His dreams of a democratic Nepal shattered, Rimal subsequently lost his mental balance and was sent to an asylum in Ranchi. Later, he was brought back to Nepal to spend the rest of his life roaming insane in the streets of Kathmandu. Rimal died in 1973.

=="Jangi Nishan Hamro"==
Jangi Nishan Hamro or Rato Ra Chandra Surya is one of the most famous poem of Rimal.

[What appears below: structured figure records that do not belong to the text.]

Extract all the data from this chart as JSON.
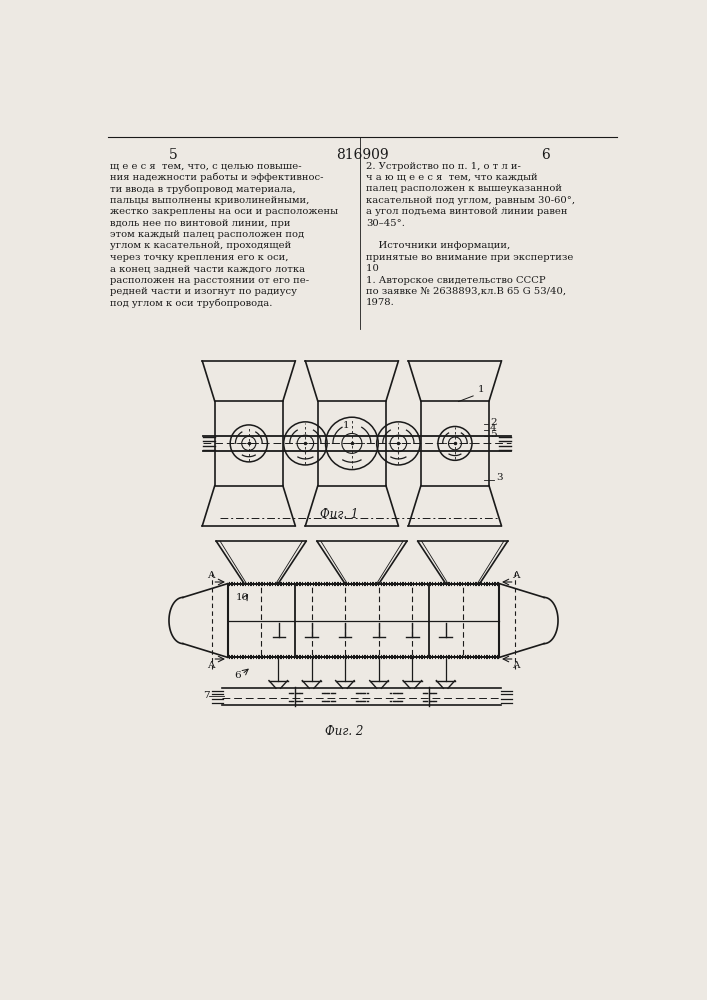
{
  "bg_color": "#ede9e3",
  "line_color": "#1a1a1a",
  "text_color": "#1a1a1a",
  "page_header": {
    "left_num": "5",
    "center_num": "816909",
    "right_num": "6"
  },
  "left_col_lines": [
    "щ е е с я  тем, что, с целью повыше-",
    "ния надежности работы и эффективнос-",
    "ти ввода в трубопровод материала,",
    "пальцы выполнены криволинейными,",
    "жестко закреплены на оси и расположены",
    "вдоль нее по винтовой линии, при",
    "этом каждый палец расположен под",
    "углом к касательной, проходящей",
    "через точку крепления его к оси,",
    "а конец задней части каждого лотка",
    "расположен на расстоянии от его пе-",
    "редней части и изогнут по радиусу",
    "под углом к оси трубопровода."
  ],
  "right_col_lines": [
    "2. Устройство по п. 1, о т л и-",
    "ч а ю щ е е с я  тем, что каждый",
    "палец расположен к вышеуказанной",
    "касательной под углом, равным 30-60°,",
    "а угол подъема винтовой линии равен",
    "30–45°.",
    "",
    "    Источники информации,",
    "принятые во внимание при экспертизе",
    "",
    "1. Авторское свидетельство СССР",
    "по заявке № 2638893,кл.В 65 G 53/40,",
    "1978."
  ],
  "fig1_caption": "Фиг. 1",
  "fig2_caption": "Фиг. 2"
}
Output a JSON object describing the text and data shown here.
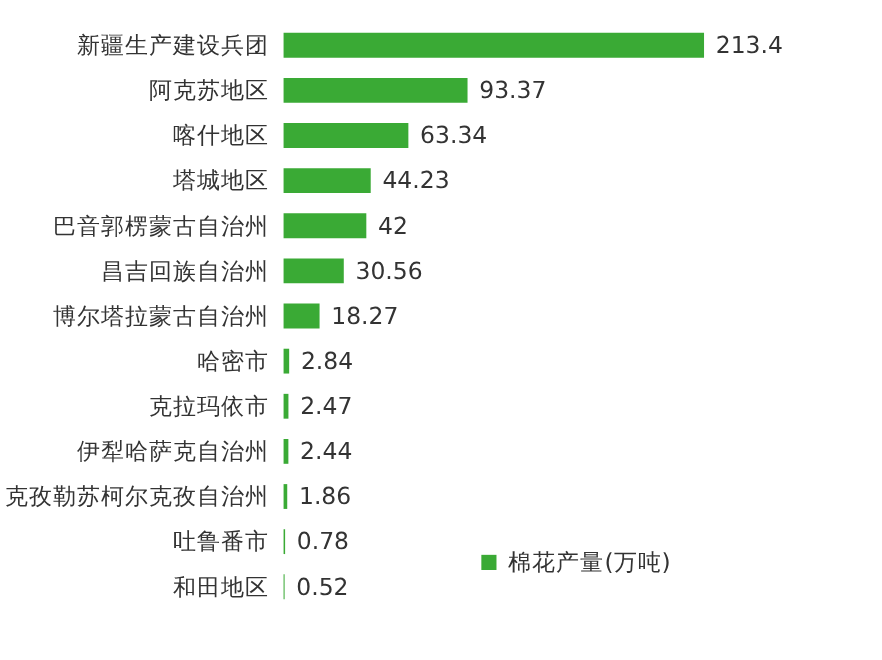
{
  "chart_data": {
    "type": "bar",
    "orientation": "horizontal",
    "categories": [
      "新疆生产建设兵团",
      "阿克苏地区",
      "喀什地区",
      "塔城地区",
      "巴音郭楞蒙古自治州",
      "昌吉回族自治州",
      "博尔塔拉蒙古自治州",
      "哈密市",
      "克拉玛依市",
      "伊犁哈萨克自治州",
      "克孜勒苏柯尔克孜自治州",
      "吐鲁番市",
      "和田地区"
    ],
    "series": [
      {
        "name": "棉花产量(万吨)",
        "color": "#3aaa35",
        "values": [
          213.4,
          93.37,
          63.34,
          44.23,
          42,
          30.56,
          18.27,
          2.84,
          2.47,
          2.44,
          1.86,
          0.78,
          0.52
        ]
      }
    ],
    "data_labels": true,
    "legend": "bottom right",
    "tick_labels": "y",
    "grid": false
  }
}
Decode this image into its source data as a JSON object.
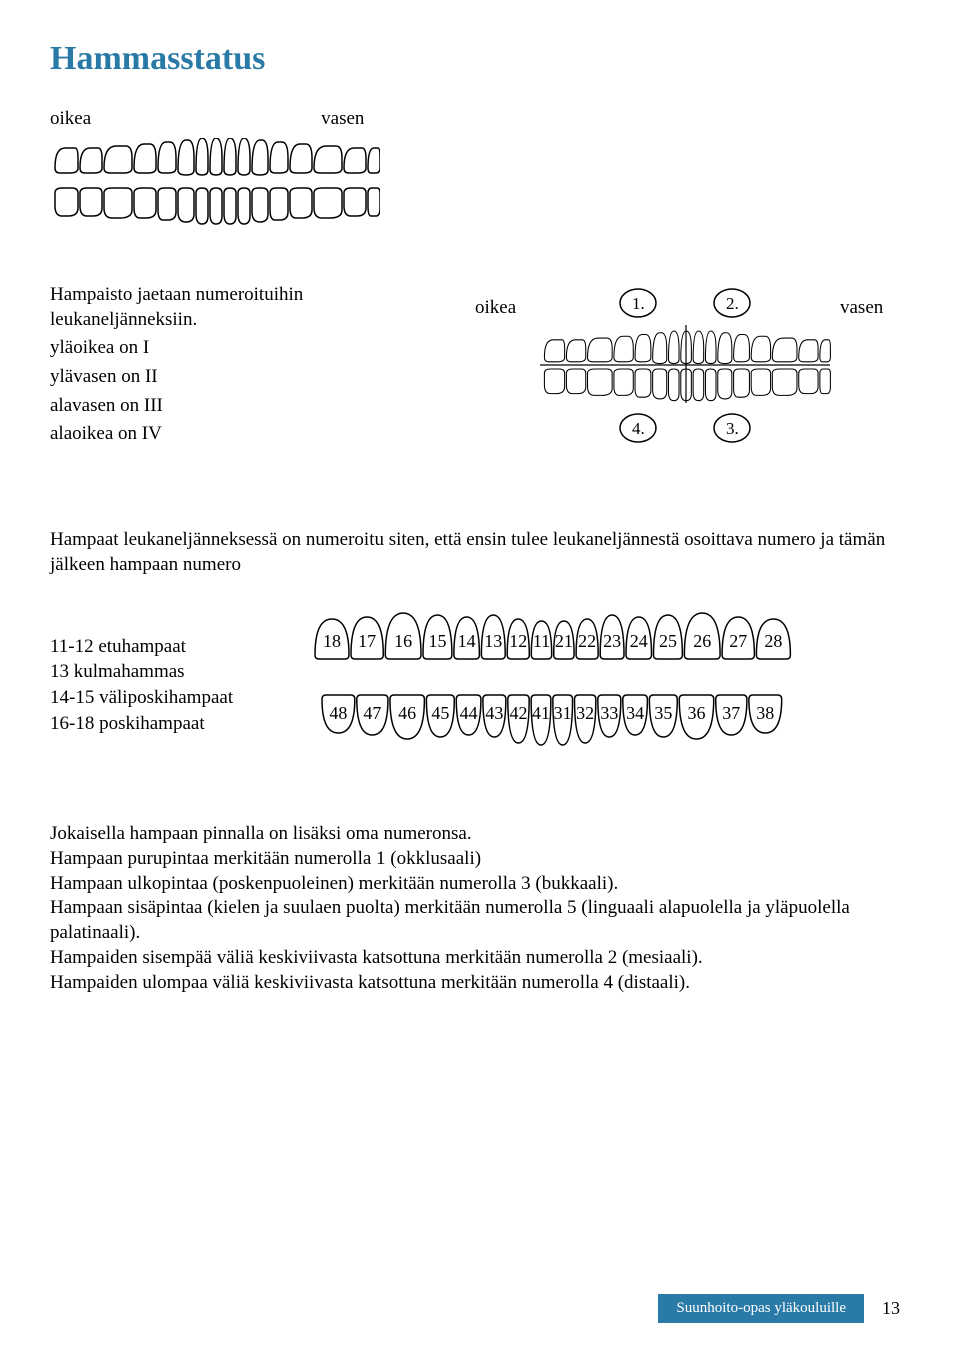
{
  "title": "Hammasstatus",
  "labels": {
    "oikea": "oikea",
    "vasen": "vasen"
  },
  "intro": {
    "line1": "Hampaisto jaetaan numeroituihin leukaneljänneksiin.",
    "l2": "yläoikea on I",
    "l3": "ylävasen on II",
    "l4": "alavasen on III",
    "l5": "alaoikea on IV"
  },
  "quadrants": {
    "q1": "1.",
    "q2": "2.",
    "q3": "3.",
    "q4": "4."
  },
  "section3": "Hampaat leukaneljänneksessä on numeroitu siten, että ensin tulee leukaneljännestä osoittava numero ja tämän jälkeen hampaan numero",
  "legend": {
    "l1": "11-12 etuhampaat",
    "l2": "13 kulmahammas",
    "l3": "14-15 väliposkihampaat",
    "l4": "16-18 poskihampaat"
  },
  "teeth_upper": [
    "18",
    "17",
    "16",
    "15",
    "14",
    "13",
    "12",
    "11",
    "21",
    "22",
    "23",
    "24",
    "25",
    "26",
    "27",
    "28"
  ],
  "teeth_lower": [
    "48",
    "47",
    "46",
    "45",
    "44",
    "43",
    "42",
    "41",
    "31",
    "32",
    "33",
    "34",
    "35",
    "36",
    "37",
    "38"
  ],
  "section5": {
    "p1": "Jokaisella hampaan pinnalla on lisäksi oma numeronsa.",
    "p2": "Hampaan purupintaa merkitään numerolla 1 (okklusaali)",
    "p3": "Hampaan ulkopintaa (poskenpuoleinen) merkitään numerolla 3 (bukkaali).",
    "p4": "Hampaan sisäpintaa (kielen ja suulaen puolta) merkitään numerolla 5 (linguaali alapuolella ja yläpuolella palatinaali).",
    "p5": "Hampaiden sisempää väliä keskiviivasta katsottuna merkitään numerolla 2 (mesiaali).",
    "p6": "Hampaiden ulompaa väliä keskiviivasta katsottuna merkitään numerolla 4 (distaali)."
  },
  "footer": {
    "text": "Suunhoito-opas yläkouluille",
    "page": "13"
  },
  "colors": {
    "accent": "#2a7aa8",
    "stroke": "#000000",
    "bg": "#ffffff"
  }
}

Jungi Nishan Hamro (Nepali: "जङ्गी निसान हाम्रो")
| In Devnagari |
|---|
| रातो र चन्द्रसुर्जे, जङ्गी निसान हाम्रो। जिउँदो रगतसरि यो, बल्दो यो सान हाम्रो॥ हिमालझैं अटल यो, झुकेन यो कहिल्यै। लत्रेन यो कहिल्यै, जङ्गी निसान हाम्रो॥ यो जन्मँदै जगत्मा कैयौं प्रहार आए। साम्राज्य दुई हारे, हारेन सान हाम्रो॥ जबसम्म चन्द्रसुर्जे आकाशमा रहन्छन्। तबसम्म हुन्छ आफ्नै रातो रगत यो हाम्रो॥ गाईसरि छन् साधु जोजो यहाँ जगत्मा। सबको सरन बलियो, जङ्गी निसान हाम्रो॥ |

== Awards ==
Rimal received the Madan Puraskar in 1962. for his collection of poems 'Aama ko sapana'. He also awarded with the Tribhuwan Pragya Puraskar in 1973 A.D.

== Works ==
Gopal Prasad Rimal's "Aama ko sapana" literally 'Mother's Dream' is a popular poem in Nepal.

== Influence ==
Poet Banira Giri was "first woman to be awarded a Ph.D. by Tribhuvan University for her thesis on the poetry of Gopal Prasad Rimal."